好んで読んでいる小田菜摘さんの中華時代小説です。

 

中華宮廷ものはジャンルのファンが多いのか、本屋さんにたくさん並んでいますね。正直、どれが何やら・・・

小田菜摘さんのお仕事小説っぽいところが気に入っています。やはりこれもか。

 

この本は、女子の医学校を卒業して女医になり、師匠や上司のもとで日々研鑽を積みながら一人前の医師となるべく励んでいる少女の物語。

 

主人公・李翠珠はある事件をきっかけに後宮の医官として赴任することになります。

後宮には現在、皇后はいなくて、複数の妃嬪たちが各殿舎に居を構えています。最古参であるのが呂貴妃、その下に若い栄嬪と河嬪。

栄嬪は現在妊娠中でおろそかにはできないが、性格がキツく傲慢で家臣たちからの評判はすこぶる悪い。

河嬪は皇帝の寵が厚いが、最近流産してしまってからは心を病み、人目を避けて引きこもっている。

 

何やらピリピリ感がすごいこの人間関係の中に放り込まれて、妃嬪たちの体調を診る下級医官となってしまった李翠珠でした。

 

次々と体の不調を訴える妃嬪たちの中には疑惑が生まれ、誰かが毒を盛っているだの、いや自作自演だの、黒い感情が渦巻いています。

果たして彼女たちの体調不良は、誰かが目論んだ犯罪なのか?それとも別に理由があるのか?

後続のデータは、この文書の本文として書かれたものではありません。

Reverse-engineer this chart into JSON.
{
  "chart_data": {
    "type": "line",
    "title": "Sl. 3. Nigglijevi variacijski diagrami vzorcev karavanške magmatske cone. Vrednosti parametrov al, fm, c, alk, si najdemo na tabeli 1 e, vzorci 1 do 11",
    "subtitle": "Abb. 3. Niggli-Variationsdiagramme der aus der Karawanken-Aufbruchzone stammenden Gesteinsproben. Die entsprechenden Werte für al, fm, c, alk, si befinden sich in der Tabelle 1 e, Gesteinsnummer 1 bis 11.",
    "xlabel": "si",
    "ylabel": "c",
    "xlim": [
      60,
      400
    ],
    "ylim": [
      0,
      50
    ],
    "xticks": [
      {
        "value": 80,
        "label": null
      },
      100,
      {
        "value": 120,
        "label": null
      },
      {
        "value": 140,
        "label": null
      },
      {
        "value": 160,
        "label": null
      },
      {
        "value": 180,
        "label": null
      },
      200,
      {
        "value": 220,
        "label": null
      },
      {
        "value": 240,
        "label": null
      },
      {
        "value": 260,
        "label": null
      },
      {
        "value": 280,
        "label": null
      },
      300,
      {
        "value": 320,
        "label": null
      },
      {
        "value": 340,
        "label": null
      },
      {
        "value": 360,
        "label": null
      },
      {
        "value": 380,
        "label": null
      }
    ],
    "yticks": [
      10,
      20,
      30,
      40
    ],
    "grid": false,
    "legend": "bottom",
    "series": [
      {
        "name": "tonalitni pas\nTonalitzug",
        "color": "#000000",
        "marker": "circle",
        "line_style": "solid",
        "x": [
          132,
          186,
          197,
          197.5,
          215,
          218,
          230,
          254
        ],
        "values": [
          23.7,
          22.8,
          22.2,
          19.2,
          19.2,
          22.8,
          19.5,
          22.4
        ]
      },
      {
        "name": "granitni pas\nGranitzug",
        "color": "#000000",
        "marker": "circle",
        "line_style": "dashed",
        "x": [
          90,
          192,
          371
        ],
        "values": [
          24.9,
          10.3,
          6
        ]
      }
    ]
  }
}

李翠珠と、クールビューティーな上司が医学的知識を動員して謎に挑む!という内容。

 

 

ミステリーとしての謎の隠し方が上手いというのもあるし、女性たちの感情の動きが細やかに描写されているので共感を呼びます。

 

李翠珠なんかは仕事に命をかけるキャリアウーマンなんだけど、妃嬪たちは皇帝の寵を競い、子供を産み育てることがミッションです。立場の違いはあれど、自分の生きがいを見つけることには変わりなく、どれをとっても大変。大変だけどそれが自分で選んだ道なら、誇りを持って生きていけるよね、という励ましになっていて、とってもストンと心に落ちます。

 

「余計なことしないで、こうしておけば安泰でしょ」

と他人に価値観を押し付けられると不満や不幸につながるのです。

 

まあ小田さん作品のいつものことながら、ラブ要素が薄い(皆無ではない)のがあっさり風味ですかね。